IPOs surge as investors rotate to find next trillion-dollar tech champion – ECM Pulse North America
US IPOs are surging as global investors rotate capital into emerging tech names, seeking exposure to the next generation of trillion-dollar disruptors transforming the technology industry.
Syndicate desks are expanding order books to accommodate a buyside desperate to deploy capital — countering the narrative of waning US exceptionalism that has lingered over equity markets since the start of the year.
Three recent high-profile tech IPOs — CoreWeave, Circle Internet Group, and Chime Financial — have all significantly outperformed benchmarks, reflecting strong investor appetite for AI, cryptocurrency, and digital banking disruption. CoreWeave, an AI hyperscaler, has rallied 296% since its 27 March debut. Circle, the US stablecoin issuer, has soared 387% since its 4 June listing, while Chime has gained 37% since going public on 11 June.
Their “magical” IPO performances, said an ECM banker, showcase a unique corner of the US capital markets where investors are eagerly backing ambitious growth stories in search of the next trillion-dollar giant to rival the so-called ‘Magnificent Seven’. “The US excels at creative destruction,” he said. “You can lose a lot of money — but if you pick the right ones, the upside is enormous.”
The Nasdaq 100 is up roughly 3.5% year-to-date and 25% from its post-‘Liberation Day’ lows, and investors are increasingly questioning the upside potential of the ‘Magnificent Seven’ — including Meta, Apple and Alphabet — with AI ushering in the most profound disruption the industry has seen in decades.
“Investors are asking whether companies like Meta or Apple can really triple in value again, given how far they’ve already come, and the huge challenges ahead,” the ECM banker said. “These businesses will need to rapidly pivot to AI models and compete with the next generation of trillion-dollar disruptors.”
A US venture capital investor concurred that the massive jump in price in US IPOs was a sign of investors pivoting to pick the next mega-cap technology champion. While these businesses rise, however, there might also be losers in the form of slower adopters.
“Product-led growth companies that rely on fast, user-driven adoption are more vulnerable since AI makes building and switching products easier,” the investor said. “The winners will be the ones with the strongest data moats and most sophisticated AI capabilities.”
Demand for more
The ECM banker added that the demand for US tech is being driven by the same forces drawing global asset managers to traditionally under-owned European stocks: the opportunity to close valuation gaps with richly priced US peers.
Several European block trades have been heavily oversubscribed, forcing banks to upsize deals to meet the sheer quantum of demand.
That trend has accelerated since early May, coinciding with an equity rebound following US President Donald Trump’s “Liberation Day” tariff pause.

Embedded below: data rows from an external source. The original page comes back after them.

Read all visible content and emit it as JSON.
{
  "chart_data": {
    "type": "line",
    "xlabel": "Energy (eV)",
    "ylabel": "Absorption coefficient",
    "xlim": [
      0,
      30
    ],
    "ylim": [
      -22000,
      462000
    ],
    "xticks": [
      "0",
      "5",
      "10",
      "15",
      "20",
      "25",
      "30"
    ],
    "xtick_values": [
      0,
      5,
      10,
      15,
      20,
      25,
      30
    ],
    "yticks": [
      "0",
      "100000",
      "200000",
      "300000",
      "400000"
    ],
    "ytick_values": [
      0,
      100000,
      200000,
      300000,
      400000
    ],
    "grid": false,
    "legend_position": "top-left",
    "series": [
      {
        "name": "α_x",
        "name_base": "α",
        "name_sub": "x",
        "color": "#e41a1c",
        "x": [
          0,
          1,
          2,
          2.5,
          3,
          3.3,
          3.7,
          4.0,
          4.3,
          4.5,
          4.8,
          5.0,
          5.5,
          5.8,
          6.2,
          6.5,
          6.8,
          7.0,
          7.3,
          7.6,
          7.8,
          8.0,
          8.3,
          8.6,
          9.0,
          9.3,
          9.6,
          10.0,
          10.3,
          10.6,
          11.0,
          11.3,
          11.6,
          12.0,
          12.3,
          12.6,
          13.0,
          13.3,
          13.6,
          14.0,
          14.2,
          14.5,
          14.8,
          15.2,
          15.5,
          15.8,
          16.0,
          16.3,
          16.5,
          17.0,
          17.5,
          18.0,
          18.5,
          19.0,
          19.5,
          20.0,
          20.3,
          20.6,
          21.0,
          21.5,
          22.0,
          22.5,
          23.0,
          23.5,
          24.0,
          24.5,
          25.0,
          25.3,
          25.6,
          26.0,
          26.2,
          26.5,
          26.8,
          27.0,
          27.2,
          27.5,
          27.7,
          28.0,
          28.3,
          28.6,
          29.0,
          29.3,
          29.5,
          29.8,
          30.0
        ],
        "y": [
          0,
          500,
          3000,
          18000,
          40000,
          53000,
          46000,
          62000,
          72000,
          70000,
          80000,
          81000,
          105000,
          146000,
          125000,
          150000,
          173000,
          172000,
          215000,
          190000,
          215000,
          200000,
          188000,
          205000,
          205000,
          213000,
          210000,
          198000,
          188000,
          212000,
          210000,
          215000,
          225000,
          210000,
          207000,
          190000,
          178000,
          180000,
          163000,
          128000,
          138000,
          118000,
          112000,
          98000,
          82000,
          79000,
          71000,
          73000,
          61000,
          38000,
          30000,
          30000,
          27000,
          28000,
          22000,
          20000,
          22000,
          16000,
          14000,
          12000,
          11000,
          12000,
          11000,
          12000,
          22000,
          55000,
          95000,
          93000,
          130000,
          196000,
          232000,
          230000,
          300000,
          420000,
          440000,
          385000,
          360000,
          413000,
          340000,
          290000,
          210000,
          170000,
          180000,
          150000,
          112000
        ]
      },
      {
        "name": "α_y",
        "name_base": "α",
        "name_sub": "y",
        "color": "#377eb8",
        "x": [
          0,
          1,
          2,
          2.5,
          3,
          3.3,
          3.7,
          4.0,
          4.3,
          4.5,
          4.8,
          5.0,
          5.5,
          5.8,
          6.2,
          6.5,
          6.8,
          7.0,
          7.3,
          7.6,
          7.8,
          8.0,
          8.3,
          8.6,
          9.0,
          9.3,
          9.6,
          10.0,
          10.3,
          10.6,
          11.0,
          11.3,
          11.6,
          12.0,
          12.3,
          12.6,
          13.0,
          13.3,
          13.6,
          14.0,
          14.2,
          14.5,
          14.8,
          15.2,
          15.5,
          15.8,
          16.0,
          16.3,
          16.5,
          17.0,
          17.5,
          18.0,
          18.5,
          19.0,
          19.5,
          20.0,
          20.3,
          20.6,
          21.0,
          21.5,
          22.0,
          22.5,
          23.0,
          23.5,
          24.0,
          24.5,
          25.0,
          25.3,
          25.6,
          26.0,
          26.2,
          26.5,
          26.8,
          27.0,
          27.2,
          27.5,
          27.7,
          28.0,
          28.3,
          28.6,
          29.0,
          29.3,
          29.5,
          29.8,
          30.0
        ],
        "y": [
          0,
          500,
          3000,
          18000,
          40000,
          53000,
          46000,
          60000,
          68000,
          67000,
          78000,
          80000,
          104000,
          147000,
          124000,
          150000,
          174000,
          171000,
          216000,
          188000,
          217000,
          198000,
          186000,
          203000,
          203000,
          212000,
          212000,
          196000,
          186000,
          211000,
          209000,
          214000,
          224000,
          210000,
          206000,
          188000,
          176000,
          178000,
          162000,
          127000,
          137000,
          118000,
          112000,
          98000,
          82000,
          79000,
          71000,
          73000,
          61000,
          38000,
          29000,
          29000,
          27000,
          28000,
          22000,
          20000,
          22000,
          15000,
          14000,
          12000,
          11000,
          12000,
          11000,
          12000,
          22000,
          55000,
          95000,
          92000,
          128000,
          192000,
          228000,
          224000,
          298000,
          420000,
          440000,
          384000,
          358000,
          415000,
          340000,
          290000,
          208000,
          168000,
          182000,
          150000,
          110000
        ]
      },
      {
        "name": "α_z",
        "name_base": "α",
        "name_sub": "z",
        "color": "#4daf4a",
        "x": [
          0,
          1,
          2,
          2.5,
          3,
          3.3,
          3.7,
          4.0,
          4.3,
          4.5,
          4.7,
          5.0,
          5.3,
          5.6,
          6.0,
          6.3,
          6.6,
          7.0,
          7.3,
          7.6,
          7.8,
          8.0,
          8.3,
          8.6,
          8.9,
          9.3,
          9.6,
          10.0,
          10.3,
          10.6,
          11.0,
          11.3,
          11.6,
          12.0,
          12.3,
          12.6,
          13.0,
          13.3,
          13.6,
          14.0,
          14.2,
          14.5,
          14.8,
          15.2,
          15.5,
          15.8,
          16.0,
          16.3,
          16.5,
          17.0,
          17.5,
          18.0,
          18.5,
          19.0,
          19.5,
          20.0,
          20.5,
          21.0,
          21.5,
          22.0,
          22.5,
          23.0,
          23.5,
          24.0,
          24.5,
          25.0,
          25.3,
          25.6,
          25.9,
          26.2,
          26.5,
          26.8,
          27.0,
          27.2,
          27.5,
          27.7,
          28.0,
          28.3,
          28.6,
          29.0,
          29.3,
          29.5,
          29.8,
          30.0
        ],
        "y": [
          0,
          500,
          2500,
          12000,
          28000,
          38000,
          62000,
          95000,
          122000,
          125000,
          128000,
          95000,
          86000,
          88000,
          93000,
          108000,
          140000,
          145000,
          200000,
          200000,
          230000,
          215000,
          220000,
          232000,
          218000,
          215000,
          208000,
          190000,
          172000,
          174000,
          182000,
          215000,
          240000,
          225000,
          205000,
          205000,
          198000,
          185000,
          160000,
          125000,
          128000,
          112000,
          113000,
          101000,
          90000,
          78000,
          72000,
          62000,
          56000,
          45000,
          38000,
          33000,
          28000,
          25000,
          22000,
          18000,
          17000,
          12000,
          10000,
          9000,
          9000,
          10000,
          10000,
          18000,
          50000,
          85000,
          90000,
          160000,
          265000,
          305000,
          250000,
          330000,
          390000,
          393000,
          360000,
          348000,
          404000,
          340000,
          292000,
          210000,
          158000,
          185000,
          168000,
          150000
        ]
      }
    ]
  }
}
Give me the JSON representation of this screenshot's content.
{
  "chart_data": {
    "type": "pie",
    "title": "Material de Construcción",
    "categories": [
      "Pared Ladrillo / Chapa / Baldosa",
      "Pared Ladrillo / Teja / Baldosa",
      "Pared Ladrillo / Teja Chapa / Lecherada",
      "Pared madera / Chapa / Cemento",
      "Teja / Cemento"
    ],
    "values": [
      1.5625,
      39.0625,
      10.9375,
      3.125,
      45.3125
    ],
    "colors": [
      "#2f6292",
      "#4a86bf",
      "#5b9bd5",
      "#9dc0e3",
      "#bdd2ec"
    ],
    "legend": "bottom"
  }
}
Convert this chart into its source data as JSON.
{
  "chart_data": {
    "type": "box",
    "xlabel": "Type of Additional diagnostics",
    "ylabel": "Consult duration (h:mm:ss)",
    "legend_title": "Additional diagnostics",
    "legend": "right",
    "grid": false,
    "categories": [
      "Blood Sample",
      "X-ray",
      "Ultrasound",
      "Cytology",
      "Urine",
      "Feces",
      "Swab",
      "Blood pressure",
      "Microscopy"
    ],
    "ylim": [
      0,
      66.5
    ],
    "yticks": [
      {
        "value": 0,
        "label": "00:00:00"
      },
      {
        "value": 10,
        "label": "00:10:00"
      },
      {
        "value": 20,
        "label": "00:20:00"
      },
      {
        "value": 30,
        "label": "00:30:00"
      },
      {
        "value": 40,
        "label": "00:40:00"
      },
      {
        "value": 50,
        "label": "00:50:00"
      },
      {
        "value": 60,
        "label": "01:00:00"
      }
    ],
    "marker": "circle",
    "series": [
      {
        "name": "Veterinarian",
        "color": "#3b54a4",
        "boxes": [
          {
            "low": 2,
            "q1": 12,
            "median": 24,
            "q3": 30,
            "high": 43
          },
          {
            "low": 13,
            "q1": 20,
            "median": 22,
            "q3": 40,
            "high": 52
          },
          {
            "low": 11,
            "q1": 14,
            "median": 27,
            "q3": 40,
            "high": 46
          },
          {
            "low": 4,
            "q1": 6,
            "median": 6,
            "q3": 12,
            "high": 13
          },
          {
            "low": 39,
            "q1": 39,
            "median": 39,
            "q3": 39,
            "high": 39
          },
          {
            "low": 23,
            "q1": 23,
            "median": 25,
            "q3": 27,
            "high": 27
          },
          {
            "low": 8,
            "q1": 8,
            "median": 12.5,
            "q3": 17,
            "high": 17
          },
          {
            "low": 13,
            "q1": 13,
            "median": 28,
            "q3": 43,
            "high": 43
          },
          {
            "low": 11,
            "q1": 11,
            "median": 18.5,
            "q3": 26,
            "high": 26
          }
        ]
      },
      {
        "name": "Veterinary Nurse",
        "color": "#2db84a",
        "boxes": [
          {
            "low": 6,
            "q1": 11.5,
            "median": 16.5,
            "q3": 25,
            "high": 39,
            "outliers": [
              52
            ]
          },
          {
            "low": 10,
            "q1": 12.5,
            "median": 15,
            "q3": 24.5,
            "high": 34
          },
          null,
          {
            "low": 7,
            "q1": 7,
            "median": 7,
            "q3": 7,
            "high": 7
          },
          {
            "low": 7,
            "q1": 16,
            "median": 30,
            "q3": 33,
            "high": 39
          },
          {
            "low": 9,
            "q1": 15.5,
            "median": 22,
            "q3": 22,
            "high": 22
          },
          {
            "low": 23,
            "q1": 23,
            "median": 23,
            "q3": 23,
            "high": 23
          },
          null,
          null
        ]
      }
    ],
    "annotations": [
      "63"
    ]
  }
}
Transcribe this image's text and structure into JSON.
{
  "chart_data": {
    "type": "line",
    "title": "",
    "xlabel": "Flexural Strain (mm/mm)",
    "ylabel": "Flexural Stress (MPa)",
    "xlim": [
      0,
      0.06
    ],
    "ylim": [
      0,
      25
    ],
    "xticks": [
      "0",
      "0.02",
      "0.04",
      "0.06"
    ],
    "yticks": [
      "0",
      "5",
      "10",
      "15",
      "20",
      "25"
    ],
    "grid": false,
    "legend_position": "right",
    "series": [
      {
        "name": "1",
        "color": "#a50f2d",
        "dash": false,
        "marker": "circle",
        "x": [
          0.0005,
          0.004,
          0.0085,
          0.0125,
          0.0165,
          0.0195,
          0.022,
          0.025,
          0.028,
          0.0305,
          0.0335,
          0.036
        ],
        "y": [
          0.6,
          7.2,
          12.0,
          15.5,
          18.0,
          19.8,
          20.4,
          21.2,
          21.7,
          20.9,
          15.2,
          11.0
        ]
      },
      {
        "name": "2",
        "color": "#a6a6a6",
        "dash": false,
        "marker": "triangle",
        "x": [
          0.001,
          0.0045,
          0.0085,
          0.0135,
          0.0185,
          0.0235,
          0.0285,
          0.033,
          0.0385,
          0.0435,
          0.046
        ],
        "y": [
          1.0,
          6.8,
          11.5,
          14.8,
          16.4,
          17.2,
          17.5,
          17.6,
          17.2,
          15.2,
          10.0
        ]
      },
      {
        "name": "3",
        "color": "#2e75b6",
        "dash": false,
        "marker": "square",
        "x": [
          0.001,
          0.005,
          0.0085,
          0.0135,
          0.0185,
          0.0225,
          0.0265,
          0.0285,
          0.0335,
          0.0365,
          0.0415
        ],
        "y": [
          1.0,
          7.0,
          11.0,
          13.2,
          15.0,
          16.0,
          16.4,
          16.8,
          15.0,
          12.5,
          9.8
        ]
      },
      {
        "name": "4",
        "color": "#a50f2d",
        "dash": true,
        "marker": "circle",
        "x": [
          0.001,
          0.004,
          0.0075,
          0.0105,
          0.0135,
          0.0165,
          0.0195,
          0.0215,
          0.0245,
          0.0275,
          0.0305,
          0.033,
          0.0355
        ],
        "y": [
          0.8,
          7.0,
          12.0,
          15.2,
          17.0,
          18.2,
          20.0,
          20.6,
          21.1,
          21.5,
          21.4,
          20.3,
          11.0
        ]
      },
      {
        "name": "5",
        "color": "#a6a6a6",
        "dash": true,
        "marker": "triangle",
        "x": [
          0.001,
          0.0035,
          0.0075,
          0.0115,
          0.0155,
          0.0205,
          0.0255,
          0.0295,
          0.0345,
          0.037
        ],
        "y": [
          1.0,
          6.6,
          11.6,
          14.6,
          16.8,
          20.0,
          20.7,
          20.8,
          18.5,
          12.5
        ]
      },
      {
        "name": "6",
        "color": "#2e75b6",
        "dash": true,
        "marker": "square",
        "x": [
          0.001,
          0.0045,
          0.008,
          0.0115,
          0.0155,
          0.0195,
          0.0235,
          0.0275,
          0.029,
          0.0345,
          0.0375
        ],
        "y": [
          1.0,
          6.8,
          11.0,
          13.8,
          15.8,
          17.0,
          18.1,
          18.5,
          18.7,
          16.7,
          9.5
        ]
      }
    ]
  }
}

The same dynamic is evident in US IPOs.
In the first quarter, when trade tensions weighed on sentiment, new US listings were downsized by a weighted average of 6% between initial offer and final pricing, according to Dealogic data and calculations by this news service.
But since the 90-day tariff pause, the narrative has flipped. US IPOs have been upsized by a weighted average of 23.7%, according to the same data and calculations.
A second ECM banker noted a shift in investor mindset: “They’re paid to go out and put money to work” — not sit on the sidelines holding cash. That’s driving a much more proactive posture, he said.
“One way that investors are being proactive is by leaning back into growth. There’s still a significant lack of growth in many portfolios,” the banker said. “Even companies with modest growth are attractive compared to what’s broadly held today.”
Not every bet will pay off. But the potential rewards from getting in early on the next tech IPO champion are simply too great for investors to ignore.